Bug #3290 Can't convert sjis&ujis half-width katakana correctly
Submitted: 25 Mar 2004 2:23 Modified: 25 Mar 2004 4:19
Reporter: Alexander Barkov Email Updates:
Status: Closed Impact on me:
None 
Category:MySQL Server Severity:S1 (Critical)
Version:4.1.2-current-bk OS:Any (Any)
Assigned to: Alexander Barkov CPU Architecture:Any

[25 Mar 2004 2:23] Alexander Barkov
Description:
Hello.

Now I'm evaluating the functionality of Japanese character sets
conversion of MySQL 5.0.0 alpha.

When I inserted Japanese half-width katakana into tables and selected
from them, 
the following problems occurred (probably bugs).

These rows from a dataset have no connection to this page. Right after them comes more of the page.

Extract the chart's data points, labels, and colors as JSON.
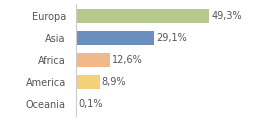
{
  "categories": [
    "Europa",
    "Asia",
    "Africa",
    "America",
    "Oceania"
  ],
  "values": [
    49.3,
    29.1,
    12.6,
    8.9,
    0.1
  ],
  "labels": [
    "49,3%",
    "29,1%",
    "12,6%",
    "8,9%",
    "0,1%"
  ],
  "bar_colors": [
    "#b5c98e",
    "#6c8ebf",
    "#f0b98a",
    "#f5d07a",
    "#cccccc"
  ],
  "background_color": "#ffffff",
  "xlim": [
    0,
    60
  ],
  "label_fontsize": 7.0,
  "tick_fontsize": 7.0,
  "bar_height": 0.62
}
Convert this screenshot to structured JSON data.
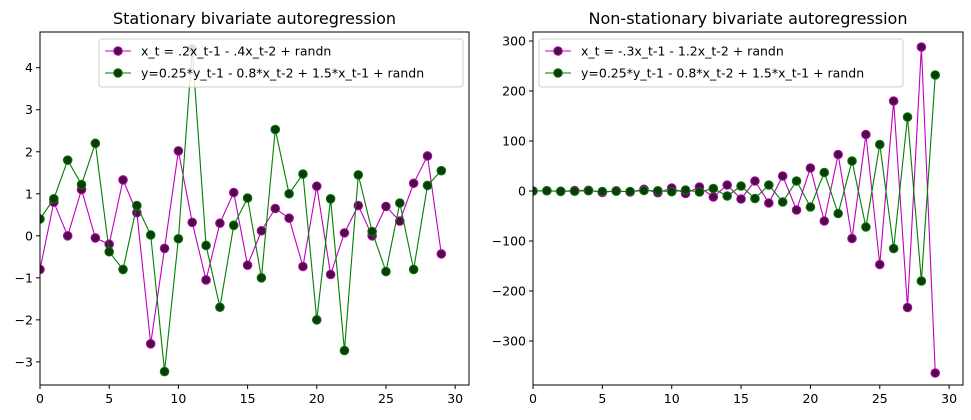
{
  "chart_data": [
    {
      "type": "line",
      "title": "Stationary bivariate autoregression",
      "xlabel": "",
      "ylabel": "",
      "xlim": [
        0,
        31
      ],
      "ylim": [
        -3.55,
        4.85
      ],
      "xticks": [
        0,
        5,
        10,
        15,
        20,
        25,
        30
      ],
      "yticks": [
        -3,
        -2,
        -1,
        0,
        1,
        2,
        3,
        4
      ],
      "ytick_labels": [
        "−3",
        "−2",
        "−1",
        "0",
        "1",
        "2",
        "3",
        "4"
      ],
      "grid": false,
      "legend_position": "upper-right",
      "x": [
        0,
        1,
        2,
        3,
        4,
        5,
        6,
        7,
        8,
        9,
        10,
        11,
        12,
        13,
        14,
        15,
        16,
        17,
        18,
        19,
        20,
        21,
        22,
        23,
        24,
        25,
        26,
        27,
        28,
        29
      ],
      "series": [
        {
          "name": "x_t = .2x_t-1 - .4x_t-2 + randn",
          "color": "#bf00bf",
          "marker_face": "#4b1040",
          "values": [
            -0.8,
            0.8,
            0.0,
            1.1,
            -0.05,
            -0.2,
            1.33,
            0.55,
            -2.57,
            -0.3,
            2.02,
            0.32,
            -1.05,
            0.3,
            1.03,
            -0.7,
            0.12,
            0.65,
            0.42,
            -0.73,
            1.18,
            -0.92,
            0.07,
            0.72,
            0.0,
            0.7,
            0.35,
            1.25,
            1.9,
            -0.43
          ]
        },
        {
          "name": "y=0.25*y_t-1 - 0.8*x_t-2 + 1.5*x_t-1 + randn",
          "color": "#007f00",
          "marker_face": "#0e3a0e",
          "values": [
            0.4,
            0.88,
            1.8,
            1.22,
            2.2,
            -0.38,
            -0.8,
            0.72,
            0.02,
            -3.23,
            -0.07,
            4.45,
            -0.23,
            -1.7,
            0.25,
            0.9,
            -1.0,
            2.53,
            1.0,
            1.47,
            -2.0,
            0.88,
            -2.73,
            1.45,
            0.1,
            -0.85,
            0.78,
            -0.8,
            1.2,
            1.55
          ]
        }
      ]
    },
    {
      "type": "line",
      "title": "Non-stationary bivariate autoregression",
      "xlabel": "",
      "ylabel": "",
      "xlim": [
        0,
        31
      ],
      "ylim": [
        -388,
        318
      ],
      "xticks": [
        0,
        5,
        10,
        15,
        20,
        25,
        30
      ],
      "yticks": [
        -300,
        -200,
        -100,
        0,
        100,
        200,
        300
      ],
      "ytick_labels": [
        "−300",
        "−200",
        "−100",
        "0",
        "100",
        "200",
        "300"
      ],
      "grid": false,
      "legend_position": "upper-left",
      "x": [
        0,
        1,
        2,
        3,
        4,
        5,
        6,
        7,
        8,
        9,
        10,
        11,
        12,
        13,
        14,
        15,
        16,
        17,
        18,
        19,
        20,
        21,
        22,
        23,
        24,
        25,
        26,
        27,
        28,
        29
      ],
      "series": [
        {
          "name": "x_t = -.3x_t-1 - 1.2x_t-2 + randn",
          "color": "#bf00bf",
          "marker_face": "#4b1040",
          "values": [
            0,
            0.5,
            -0.8,
            0.9,
            1.5,
            -3.0,
            0.5,
            -2.0,
            3.5,
            -3.5,
            6.0,
            -5.0,
            8.0,
            -12.0,
            12.0,
            -16.0,
            20.0,
            -24.0,
            30.0,
            -38.0,
            46.0,
            -60.0,
            73.0,
            -95.0,
            113.0,
            -147.0,
            180.0,
            -233.0,
            288.0,
            -364.0
          ]
        },
        {
          "name": "y=0.25*y_t-1 - 0.8*x_t-2 + 1.5*x_t-1 + randn",
          "color": "#007f00",
          "marker_face": "#0e3a0e",
          "values": [
            0,
            0.5,
            -0.5,
            -0.5,
            0.5,
            -1.0,
            -0.5,
            -1.0,
            1.0,
            0.5,
            -1.5,
            2.0,
            -2.0,
            5.0,
            -10.0,
            10.0,
            -15.0,
            12.0,
            -22.0,
            20.0,
            -32.0,
            37.0,
            -45.0,
            60.0,
            -72.0,
            93.0,
            -115.0,
            148.0,
            -180.0,
            232.0
          ]
        }
      ]
    }
  ]
}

1. Sjis half-width katakana characters were converted to wrong
characters.
2. Ujis half-width katakana characters were converted to wrong
characters.

Environment:
	Version: MySQL 5.0.0 alpha (source code install)
	Platform: RedHat Linux 9
	Install option :./configure --prefix=/usr/local/mysql50
--with-unix-socket-path=/usr/local/mysql50/tmp/mysql.sock
--with-extra-charsets=all --with-charset=sjis 

How-To-Repeat:
	1.sjis problem
	create database db1 character set utf8;
	CREATE TABLE table1(
	col1 varchar(100)
	)  default character set utf8;
	
	set names sjis;
	source /path/to/sjis-half-width-katakana-format-file;
	select * from table1;

	2.ujis problem
	truncate table table1;
	set names ujis;
	source /path/to/ujis-half-width-katakana-format-file;
	select * from table1;

Best Regards,

Matsunobu Yoshinori.

How to repeat:
Run the above.

Suggested fix:
Fix:
I read MySQL source code,and I found there are some kinds of bugs.
I fixed the following, tested, and confirmed that all the above problems
were solved(in my environment).

1.ctype-sjis.c
1-1.function my_mb_wc_sjis

current:
....
  if (hi<0x80)
  {
    pwc[0]=hi;
    return 1;
  }
  if (s+2>e)
    return MY_CS_TOOFEW(0);
....

I fixed:
....
  if (hi<0x80)
  {
    pwc[0]=hi;
    return 1;
  }

  //I added
  if((hi>=0xA1)&&(hi<=0xDF))
  {
      pwc[0]=func_sjis_uni_onechar(hi);
      return 1;
  }

  if (s+2>e)
    return MY_CS_TOOFEW(0);
....

1-2.function my_mb_wb_sjis

current:
....
  if (!(code=func_uni_sjis_onechar(wc)))
    return MY_CS_ILUNI;
  if (s+2>e)
    return MY_CS_TOOSMALL;
  
  s[0]=code>>8;
  s[1]=code&0xFF;
  return 2;
....

I fixed:
....
  if (!(code=func_uni_sjis_onechar(wc)))
    return MY_CS_ILUNI;

  //I added
  if((code>=0xA1)&&(code<=0xDF))
  {
      s[0]=code;
      return 1;
  }

  if (s+2>e)
    return MY_CS_TOOSMALL;
  
  s[0]=code>>8;
  s[1]=code&0xFF;
  return 2;
....

2.ctype-ujis.c  
function my_wc_mb_euc_jp

current:
....
  ret=my_wc_mb_jisx0201(c,wc,buf,buf+2);
  if (ret==1)
  {
    if (s+1>e)
      return MY_CS_TOOSMALL;
      
    s[0]=0x8E;
    s[1]=buf[0];
    return 1;
  }
....

I fixed:
....
  ret=my_wc_mb_jisx0201(c,wc,buf,buf+2);
  if (ret==1)
  {
    if (s+1>e)
      return MY_CS_TOOSMALL;
      
    s[0]=0x8E;
    s[1]=buf[0];
    return 2;     //Because ujis half-width katakana is 2 byte.
  }
....
[25 Mar 2004 2:27] Alexander Barkov
The fix for SJIS is correct.
[25 Mar 2004 4:19] Alexander Barkov
Thank you for your bug report. This issue has been committed to our
source repository of that product and will be incorporated into the
next release.

If necessary, you can access the source repository and build the latest
available version, including the bugfix, yourself. More information 
about accessing the source trees is available at
    http://www.mysql.com/doc/en/Installing_source_tree.html

Additional info:

I applied the fixes to 4.1.2 sources.
Soon they'll be merged into 5.0 tree too.